Abstract

(Abridged) We show that sizeable fractions of incident ionizing radiation from stochastic astrophysical sources can be redistributed to biologically and chemically important UV wavelengths, a significant fraction of which can reach the surface. This redistribution is mediated by secondary electrons, resulting from Compton scattering and X-ray photoabsorption, with energies low enough to excite atmospheric molecules and atoms, resulting in a rich aurora-like spectrum. We calculate the fraction of energy redistributed into biologically and chemically important wavelength regions for spectra characteristic of stellar flares and supernovae using a Monte-Carlo transport code written for this problem and then estimate the fraction of this energy that is transmitted from the atmospheric altitudes of redistribution to the surface for a few illustrative cases.
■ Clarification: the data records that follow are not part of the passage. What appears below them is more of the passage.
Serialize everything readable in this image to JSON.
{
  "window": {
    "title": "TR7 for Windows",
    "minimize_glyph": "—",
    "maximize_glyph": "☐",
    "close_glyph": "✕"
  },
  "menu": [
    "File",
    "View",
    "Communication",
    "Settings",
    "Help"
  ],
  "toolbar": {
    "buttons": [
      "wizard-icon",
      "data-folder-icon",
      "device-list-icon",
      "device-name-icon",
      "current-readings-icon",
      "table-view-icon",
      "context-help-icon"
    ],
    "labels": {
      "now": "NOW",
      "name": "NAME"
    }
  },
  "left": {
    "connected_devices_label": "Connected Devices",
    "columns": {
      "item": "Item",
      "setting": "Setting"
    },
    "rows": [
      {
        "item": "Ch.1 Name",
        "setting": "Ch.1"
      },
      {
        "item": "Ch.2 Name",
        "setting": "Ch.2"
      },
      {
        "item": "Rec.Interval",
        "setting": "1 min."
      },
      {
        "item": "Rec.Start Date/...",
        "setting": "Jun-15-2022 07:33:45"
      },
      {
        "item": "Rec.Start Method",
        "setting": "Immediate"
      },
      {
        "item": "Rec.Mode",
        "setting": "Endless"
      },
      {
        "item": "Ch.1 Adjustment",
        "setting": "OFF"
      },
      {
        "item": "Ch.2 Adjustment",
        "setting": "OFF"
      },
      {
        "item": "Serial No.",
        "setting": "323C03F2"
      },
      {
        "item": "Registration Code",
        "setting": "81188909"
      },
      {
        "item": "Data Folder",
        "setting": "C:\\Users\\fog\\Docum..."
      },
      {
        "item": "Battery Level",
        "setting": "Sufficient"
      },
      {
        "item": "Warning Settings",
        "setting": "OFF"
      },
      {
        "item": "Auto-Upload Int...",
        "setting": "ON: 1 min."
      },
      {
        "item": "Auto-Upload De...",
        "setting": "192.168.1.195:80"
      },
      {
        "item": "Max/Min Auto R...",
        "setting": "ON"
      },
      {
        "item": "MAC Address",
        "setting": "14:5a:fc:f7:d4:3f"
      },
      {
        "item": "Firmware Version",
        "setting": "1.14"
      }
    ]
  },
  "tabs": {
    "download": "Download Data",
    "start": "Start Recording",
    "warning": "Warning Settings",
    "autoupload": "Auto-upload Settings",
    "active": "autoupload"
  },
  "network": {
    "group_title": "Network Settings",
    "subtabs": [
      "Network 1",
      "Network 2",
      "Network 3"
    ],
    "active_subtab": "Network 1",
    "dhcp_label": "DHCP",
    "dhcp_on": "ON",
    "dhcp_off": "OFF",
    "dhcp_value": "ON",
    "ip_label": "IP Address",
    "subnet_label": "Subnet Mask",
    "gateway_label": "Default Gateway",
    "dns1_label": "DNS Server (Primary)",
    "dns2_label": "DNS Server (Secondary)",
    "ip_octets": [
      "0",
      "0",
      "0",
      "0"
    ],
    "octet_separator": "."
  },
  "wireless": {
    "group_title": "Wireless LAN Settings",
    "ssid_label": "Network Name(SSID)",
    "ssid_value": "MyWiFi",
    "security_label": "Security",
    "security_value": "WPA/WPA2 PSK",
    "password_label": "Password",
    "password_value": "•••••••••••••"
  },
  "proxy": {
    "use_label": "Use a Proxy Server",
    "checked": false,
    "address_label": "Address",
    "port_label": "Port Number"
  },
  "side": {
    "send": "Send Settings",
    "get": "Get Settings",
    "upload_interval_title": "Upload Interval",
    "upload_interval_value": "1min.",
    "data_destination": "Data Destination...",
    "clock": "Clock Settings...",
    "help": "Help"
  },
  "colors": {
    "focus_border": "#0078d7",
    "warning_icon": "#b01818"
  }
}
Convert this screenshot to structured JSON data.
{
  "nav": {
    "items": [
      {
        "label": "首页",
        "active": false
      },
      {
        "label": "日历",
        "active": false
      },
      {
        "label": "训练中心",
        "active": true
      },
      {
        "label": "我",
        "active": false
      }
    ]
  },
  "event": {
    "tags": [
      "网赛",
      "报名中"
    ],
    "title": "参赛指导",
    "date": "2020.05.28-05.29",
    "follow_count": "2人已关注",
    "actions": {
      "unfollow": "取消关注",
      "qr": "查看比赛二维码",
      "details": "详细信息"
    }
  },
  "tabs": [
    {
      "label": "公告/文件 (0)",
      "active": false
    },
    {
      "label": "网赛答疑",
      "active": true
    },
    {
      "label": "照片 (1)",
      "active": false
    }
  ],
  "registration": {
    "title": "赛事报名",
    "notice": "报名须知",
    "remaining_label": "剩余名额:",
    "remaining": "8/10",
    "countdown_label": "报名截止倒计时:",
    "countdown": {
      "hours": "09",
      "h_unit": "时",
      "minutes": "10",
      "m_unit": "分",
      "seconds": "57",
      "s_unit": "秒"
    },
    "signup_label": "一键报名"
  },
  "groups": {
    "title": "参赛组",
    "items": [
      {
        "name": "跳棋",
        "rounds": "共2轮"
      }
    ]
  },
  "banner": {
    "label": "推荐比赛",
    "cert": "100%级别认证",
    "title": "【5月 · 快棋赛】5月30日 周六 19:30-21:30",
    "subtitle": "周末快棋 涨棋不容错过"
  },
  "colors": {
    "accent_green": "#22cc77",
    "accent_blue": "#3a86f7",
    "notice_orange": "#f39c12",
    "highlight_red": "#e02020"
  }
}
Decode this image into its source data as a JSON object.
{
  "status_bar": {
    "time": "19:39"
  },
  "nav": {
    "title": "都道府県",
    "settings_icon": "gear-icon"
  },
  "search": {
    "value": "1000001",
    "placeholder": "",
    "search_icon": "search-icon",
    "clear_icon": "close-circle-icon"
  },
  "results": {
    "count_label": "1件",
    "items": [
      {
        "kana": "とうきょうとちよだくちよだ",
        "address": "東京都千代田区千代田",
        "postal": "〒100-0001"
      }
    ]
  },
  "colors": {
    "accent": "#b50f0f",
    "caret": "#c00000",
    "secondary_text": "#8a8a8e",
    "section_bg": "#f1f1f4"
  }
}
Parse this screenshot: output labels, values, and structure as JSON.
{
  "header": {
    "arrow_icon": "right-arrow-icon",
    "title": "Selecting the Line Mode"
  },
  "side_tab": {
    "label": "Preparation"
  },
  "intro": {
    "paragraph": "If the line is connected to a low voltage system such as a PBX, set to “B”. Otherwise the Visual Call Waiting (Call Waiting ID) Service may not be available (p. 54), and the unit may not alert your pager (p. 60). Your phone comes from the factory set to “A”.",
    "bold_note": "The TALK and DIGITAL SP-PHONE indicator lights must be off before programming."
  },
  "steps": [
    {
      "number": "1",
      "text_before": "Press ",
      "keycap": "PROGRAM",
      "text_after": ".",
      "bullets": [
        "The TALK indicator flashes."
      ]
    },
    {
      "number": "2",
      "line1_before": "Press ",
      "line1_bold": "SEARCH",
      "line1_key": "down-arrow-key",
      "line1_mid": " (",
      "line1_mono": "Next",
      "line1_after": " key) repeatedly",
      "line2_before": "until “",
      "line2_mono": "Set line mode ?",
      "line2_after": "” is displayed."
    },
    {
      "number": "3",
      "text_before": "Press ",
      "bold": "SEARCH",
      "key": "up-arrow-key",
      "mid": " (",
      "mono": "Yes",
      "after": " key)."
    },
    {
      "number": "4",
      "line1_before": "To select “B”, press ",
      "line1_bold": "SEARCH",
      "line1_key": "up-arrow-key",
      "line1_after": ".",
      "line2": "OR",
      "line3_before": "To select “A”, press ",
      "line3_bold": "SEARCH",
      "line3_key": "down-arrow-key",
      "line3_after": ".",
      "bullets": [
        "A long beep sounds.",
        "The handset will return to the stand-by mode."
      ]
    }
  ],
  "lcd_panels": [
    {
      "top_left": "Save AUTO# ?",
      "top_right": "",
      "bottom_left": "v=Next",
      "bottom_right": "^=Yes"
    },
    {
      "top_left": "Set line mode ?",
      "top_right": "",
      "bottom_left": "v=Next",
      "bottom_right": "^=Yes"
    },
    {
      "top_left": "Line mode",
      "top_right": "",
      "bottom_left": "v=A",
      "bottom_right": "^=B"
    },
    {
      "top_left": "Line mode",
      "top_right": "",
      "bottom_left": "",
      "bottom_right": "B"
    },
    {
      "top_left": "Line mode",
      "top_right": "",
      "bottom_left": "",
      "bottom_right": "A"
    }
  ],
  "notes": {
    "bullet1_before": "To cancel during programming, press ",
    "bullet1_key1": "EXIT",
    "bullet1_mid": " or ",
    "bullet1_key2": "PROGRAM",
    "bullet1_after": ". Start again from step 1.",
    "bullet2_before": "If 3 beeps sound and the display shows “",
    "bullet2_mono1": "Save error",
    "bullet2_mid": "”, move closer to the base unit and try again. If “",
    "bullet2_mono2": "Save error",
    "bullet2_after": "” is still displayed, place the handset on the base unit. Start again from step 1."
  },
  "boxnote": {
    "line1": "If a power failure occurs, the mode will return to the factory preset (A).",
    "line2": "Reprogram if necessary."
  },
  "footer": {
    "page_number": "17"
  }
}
Redistributed fractions are found to be of order 1%, even in the presence of an ozone shield. This result implies that planetary organisms will be subject to mutationally significant, if intermittent, fluences of UV-B and harder radiation even in the presence of a narrow-band UV shield like ozone. We also calculate the surficial transmitted fraction of ionizing radiation and redistributed ultraviolet radiation for two illustrative evolving Mars atmospheres whose initial surface pressures were 1 bar. Our results suggest that coding organisms on planets orbiting low-mass stars (and on the early Earth) may evolve very differently than on contemporary Earth, with diversity and evolutionary rate controlled by a stochastically varying mutation rate and frequent hypermutation episodes.